Temporary storage of chance print during input thus, allowing work to be temporarily suspended if necessary.
Flexibility in image magnification during quality control and editing, thus improving system usability.
Improved accuracy in placement of finger-print box resulting in better resolution and larger on-screen displays.
2) Local Finger-print Encoding:
Encoding of finger-prints is carried out locally. As a result, the processing power of the server is no longer a limitation on the number of remote query terminals that can be connected.
3) Ease of Scalability:
In light of the local encoding of finger-print, the AFIS can easily be scaled from a small system to larger configurations without the need to reconfigure the entire system.
4) Operating System:
AFIS RQTs are built on Windows platform. This enables easier RQT management, wider option with printers including colour printers.
5) Fast and Accurate Matching:
Now, experts no longer have to examine innumerous records. They only have to scan the finger-print in question and send it to the matcher server for comparison. If the finger-print already exists in the database, the result can be obtained only in few minutes.
6) No Wear and Tear:
As digital record is not a victim of usual wear and tear, literally there is no maintenance cost involved in the system. However, proper back ups are necessary to avoid any disastrous loss of database.
Since installation of AFIS, Chhattisgarh Police has achieved following milestones:
Approximately 18,000 convicts’ finger-prints digitised.
Pilot RQT at capital Raipur commissioned.
FPB experts’ initial training successfully completed.
FPB experts’ confidence increased. They are computer savvy now.
Matching of finger-prints is in progress.
Installation of RQT at more locations to be done shortly.
Limitations of AFIS
It does not specify any reference print to be an exact one-to-one match against the query print. It gives a short list of probable matches and requires an expert’s aid to verify the listed individual prints visually,
Chance prints with eight or more minutiae can only be submitted for matching.

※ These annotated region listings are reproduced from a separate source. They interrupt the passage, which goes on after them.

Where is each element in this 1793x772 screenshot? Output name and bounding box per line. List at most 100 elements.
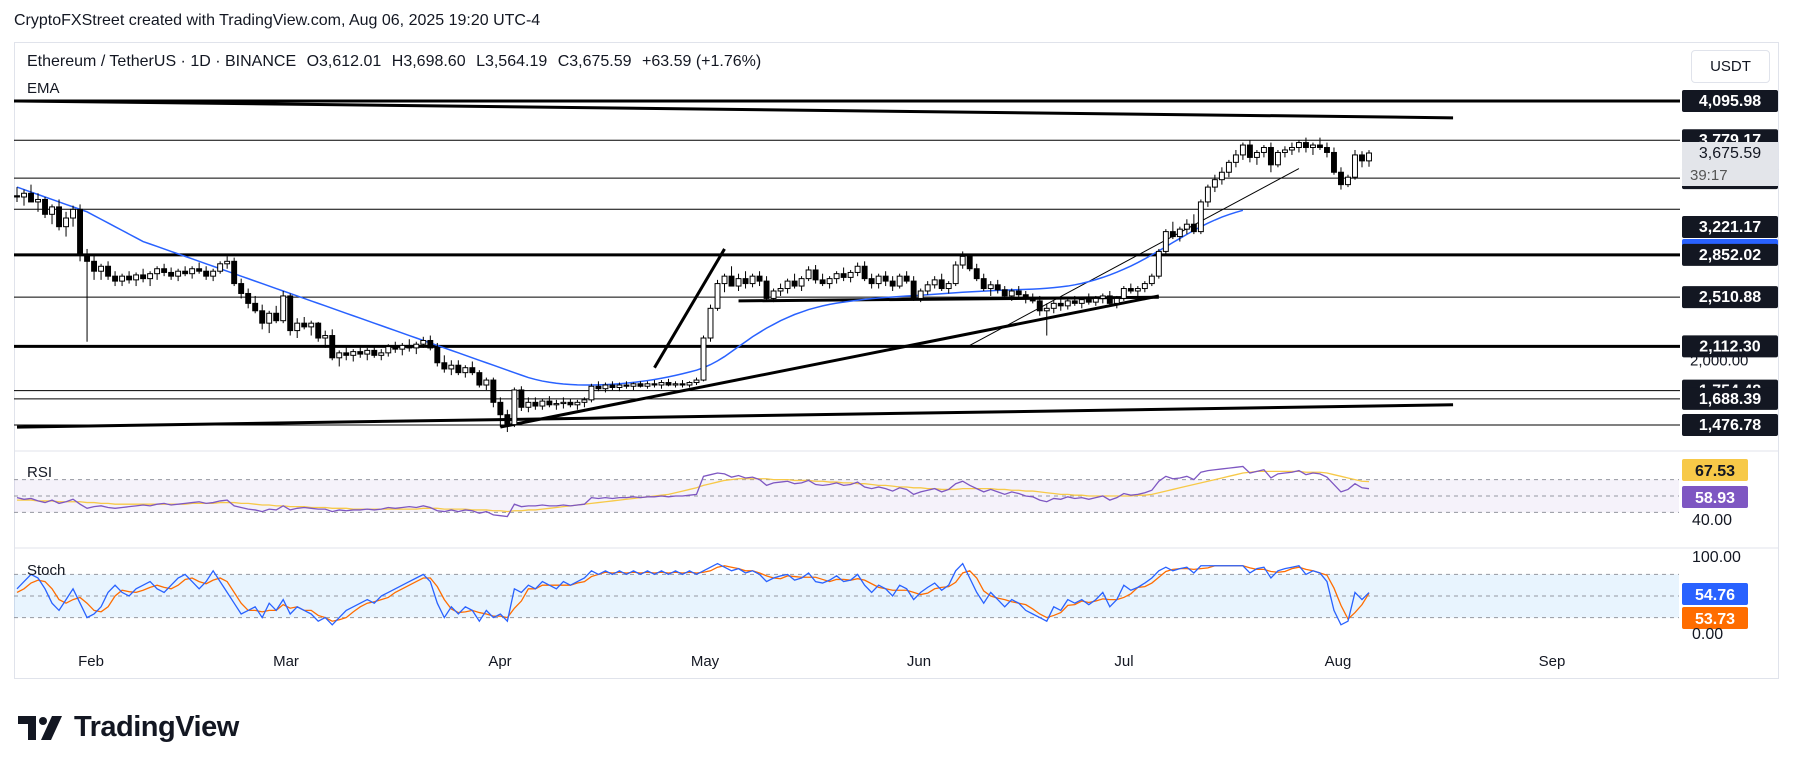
candle [203, 270, 210, 277]
candle [448, 364, 455, 370]
x-axis-label: Mar [273, 653, 299, 670]
candle [686, 382, 693, 386]
candle [1120, 288, 1127, 299]
tradingview-logo[interactable]: TradingView [18, 711, 239, 744]
rsi-indicator-label[interactable]: RSI [27, 464, 53, 481]
price-axis-label: 2,852.02 [1699, 247, 1761, 264]
candle [896, 275, 903, 287]
candle [364, 349, 371, 355]
stoch-axis-tick: 100.00 [1692, 549, 1741, 566]
candle [826, 278, 833, 285]
stoch-k-value: 54.76 [1695, 587, 1735, 604]
ema-indicator-label[interactable]: EMA [27, 80, 60, 97]
candle [385, 346, 392, 354]
candle [406, 344, 413, 349]
candle [497, 401, 504, 416]
candle [784, 280, 791, 290]
legend-high: H3,698.60 [391, 53, 466, 70]
rsi-label-bg [1682, 486, 1748, 508]
candle [189, 268, 196, 275]
candle [154, 268, 161, 275]
candle [231, 260, 238, 285]
attribution-text: CryptoFXStreet created with TradingView.… [14, 12, 541, 29]
candle [672, 383, 679, 386]
stoch-indicator-label[interactable]: Stoch [27, 562, 66, 579]
candle [140, 274, 147, 280]
candle [553, 403, 560, 406]
candle [1338, 171, 1344, 186]
price-axis-label: 4,095.98 [1699, 93, 1761, 110]
candle [462, 367, 469, 374]
candle [1366, 152, 1372, 162]
candle [441, 362, 448, 370]
candle [644, 383, 651, 387]
currency-button[interactable]: USDT [1691, 50, 1770, 83]
candle [1008, 290, 1015, 297]
candle [357, 351, 364, 355]
candle [336, 352, 343, 359]
candle [1015, 290, 1022, 296]
candle [84, 254, 91, 262]
candle [329, 335, 336, 359]
x-axis-label: Apr [488, 653, 511, 670]
candle [126, 275, 133, 281]
candle [133, 274, 140, 281]
legend-change: +63.59 (+1.76%) [642, 53, 762, 70]
candle [889, 280, 896, 287]
candle [924, 284, 931, 292]
candle [1113, 297, 1120, 304]
candle [630, 383, 637, 387]
rsi-ma-line [17, 470, 1370, 513]
candle [1345, 176, 1351, 186]
candle [245, 292, 252, 304]
candle [168, 271, 175, 277]
candle [742, 278, 749, 285]
ema-line [16, 186, 1244, 386]
candle [1190, 223, 1197, 233]
tradingview-logo-icon [18, 715, 62, 740]
candle [518, 389, 525, 408]
candle [1036, 300, 1043, 312]
brand-name: TradingView [74, 711, 239, 743]
candle [35, 198, 41, 203]
rsi-ma-value: 67.53 [1695, 463, 1735, 480]
candle [1106, 295, 1113, 304]
candle [1029, 297, 1036, 302]
candle [721, 275, 728, 285]
candle [532, 401, 539, 407]
price-axis-label-bg [1682, 90, 1778, 112]
candle [567, 401, 574, 406]
candle [1141, 283, 1148, 290]
candle [1232, 154, 1239, 163]
candle [147, 273, 154, 280]
trendline [969, 168, 1300, 346]
candle [469, 367, 476, 374]
candle [868, 278, 875, 285]
x-axis-label: Sep [1539, 653, 1566, 670]
candle [56, 206, 62, 228]
candle [294, 322, 301, 332]
candle [1246, 144, 1253, 158]
candle [490, 379, 497, 403]
legend-pair[interactable]: Ethereum / TetherUS · 1D · BINANCE [27, 53, 297, 70]
stoch-axis-tick: 0.00 [1692, 626, 1723, 643]
chart-frame [14, 42, 1779, 679]
candle [63, 217, 69, 228]
x-axis-label: Jun [907, 653, 931, 670]
candle [938, 279, 945, 290]
candle [119, 275, 126, 282]
candle [994, 284, 1001, 291]
candle [973, 268, 980, 280]
candle [399, 344, 406, 350]
candle [1260, 147, 1267, 153]
candle [182, 270, 189, 275]
candle [49, 206, 55, 215]
candle [210, 270, 217, 277]
candle [70, 208, 76, 219]
candle [105, 265, 112, 277]
candle [917, 290, 924, 299]
candle [819, 279, 826, 285]
candle [714, 283, 721, 309]
candle [504, 414, 511, 426]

Palm prints and sole prints are not stored in the system.
SecureMantra Technologies Pvt. Ltd., claims its indigenously developed algorithm to be one of the best as compared to other such software currently in use in other FPBs to search for a chance print. But it has yet to make a dent on our experts’ mindset by successfully proving its point with time. Undoubtedly, a new era of computerisation has already begun in Chhattisgarh. It might have made a little headway in the police department, but this initiative will go a long way in metamorphosing the policemen.